Isolation and characterization of cDNA clones for cytochromes P-450 immunochemically related to rat hepatic P-450 form PB-1

Abstract
Rat hepatic cytochrome P-450 PB-1 is a prominent constitutive P-450 form whose levels increase approximately 2-3-fold upon phenobarbital administration. Antibodies raised against this protein recognized two major proteins in immunoblots of rat liver microsomal proteins and precipitated comparable amounts of two electrophoretically separable hepatic mRNA translation products. The levels of the two mRNAs encoding these polypeptides were increased substantially upon phenobarbital administration.

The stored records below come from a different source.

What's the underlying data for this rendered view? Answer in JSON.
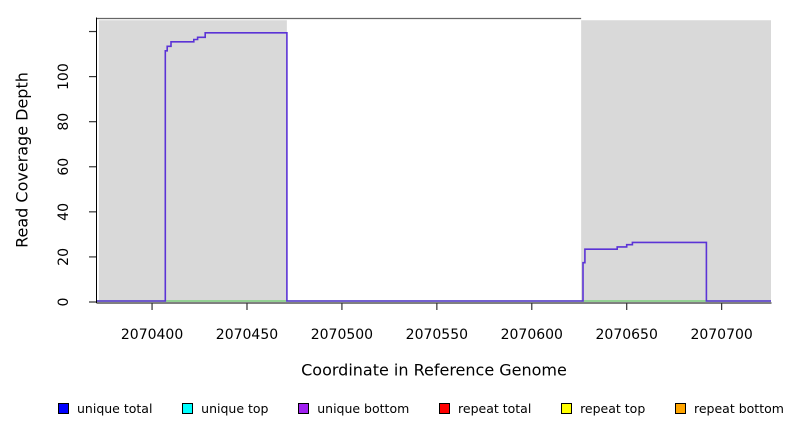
{
  "chart_data": {
    "type": "line",
    "title": "",
    "xlabel": "Coordinate in Reference Genome",
    "ylabel": "Read Coverage Depth",
    "xlim": [
      2070371,
      2070726
    ],
    "ylim": [
      0,
      126
    ],
    "grid": "off",
    "legend_position": "bottom",
    "background_color": "#ffffff",
    "shaded_region_color": "#d9d9d9",
    "axis_color": "#000000",
    "tick_color": "#333333",
    "x_ticks": [
      {
        "value": 2070400,
        "label": "2070400"
      },
      {
        "value": 2070450,
        "label": "2070450"
      },
      {
        "value": 2070500,
        "label": "2070500"
      },
      {
        "value": 2070550,
        "label": "2070550"
      },
      {
        "value": 2070600,
        "label": "2070600"
      },
      {
        "value": 2070650,
        "label": "2070650"
      },
      {
        "value": 2070700,
        "label": "2070700"
      }
    ],
    "y_ticks": [
      {
        "value": 0,
        "label": "0"
      },
      {
        "value": 20,
        "label": "20"
      },
      {
        "value": 40,
        "label": "40"
      },
      {
        "value": 60,
        "label": "60"
      },
      {
        "value": 80,
        "label": "80"
      },
      {
        "value": 100,
        "label": "100"
      },
      {
        "value": 120,
        "label": ""
      }
    ],
    "shaded_regions": [
      {
        "name": "left-shaded-region",
        "x0": 2070372,
        "x1": 2070471,
        "y0": 0,
        "y1": 125
      },
      {
        "name": "right-shaded-region",
        "x0": 2070626,
        "x1": 2070726,
        "y0": 0,
        "y1": 125
      }
    ],
    "top_border": {
      "x0": 2070371,
      "x1": 2070626,
      "color": "#666666"
    },
    "series": [
      {
        "name": "zero-baseline",
        "color": "#7ccd7c",
        "width": 1.4,
        "points": [
          [
            2070371,
            0
          ],
          [
            2070726,
            0
          ]
        ]
      },
      {
        "name": "unique-coverage",
        "color": "#5b33d6",
        "width": 1.6,
        "points": [
          [
            2070371,
            0
          ],
          [
            2070407,
            0
          ],
          [
            2070407,
            111
          ],
          [
            2070408,
            111
          ],
          [
            2070408,
            113
          ],
          [
            2070410,
            113
          ],
          [
            2070410,
            115
          ],
          [
            2070422,
            115
          ],
          [
            2070422,
            116
          ],
          [
            2070424,
            116
          ],
          [
            2070424,
            117
          ],
          [
            2070428,
            117
          ],
          [
            2070428,
            119
          ],
          [
            2070471,
            119
          ],
          [
            2070471,
            0
          ],
          [
            2070627,
            0
          ],
          [
            2070627,
            17
          ],
          [
            2070628,
            17
          ],
          [
            2070628,
            23
          ],
          [
            2070645,
            23
          ],
          [
            2070645,
            24
          ],
          [
            2070650,
            24
          ],
          [
            2070650,
            25
          ],
          [
            2070653,
            25
          ],
          [
            2070653,
            26
          ],
          [
            2070692,
            26
          ],
          [
            2070692,
            0
          ],
          [
            2070726,
            0
          ]
        ]
      }
    ],
    "legend": [
      {
        "label": "unique total",
        "color": "#0000ff"
      },
      {
        "label": "unique top",
        "color": "#00ffff"
      },
      {
        "label": "unique bottom",
        "color": "#a020f0"
      },
      {
        "label": "repeat total",
        "color": "#ff0000"
      },
      {
        "label": "repeat top",
        "color": "#ffff00"
      },
      {
        "label": "repeat bottom",
        "color": "#ffa500"
      }
    ]
  }
}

The anti-PB-1 antibodies were used to screen a cDNA library, and two distinct cDNA clones, pTF-1 and pTF-2, were isolated. These clones contain inserts of 1227 and 410 base pairs, respectively, and show 80% nucleic acid sequence homology in their region of overlap. The DNA sequences of these clones show 54% sequence homology to the corresponding portions of the mRNA encoding P-450 PB-4, a major phenobarbital-inducible form of rat liver P-450, and can be optimally aligned with the PB-4 sequence without introducing insertions or deletions. The level of hepatic mRNA which hybridizes to clone pTF-2 increases approximately 2-4-fold after phenobarbital treatment, whereas mRNA which hybridizes to pTF-1 does not change in concentration after this treatment. mRNA, which hybridizes to pTF-1, is, however, 4-fold more abundant in livers of female rats than in livers of male rats. Differential thermal elution of liver mRNA from DNA-RNA hybrids formed with the two plasmid DNAs followed by in vitro translation indicated that pTF-2 very likely corresponds to the mRNA for P-450 PB-1 whereas pTF-1 corresponds to that encoding a PB-1-related P-450 form not yet identified. On the basis of the available sequence data, it is concluded that the two clones represent members of a gene subfamily which is part of the P-450 PB-4/PB-5 gene family. The complexity of genomic blots obtained by using pTF-1 and pTF-2 as probes indicates that this P-450 PB-1 gene subfamily is likely to include several additional members.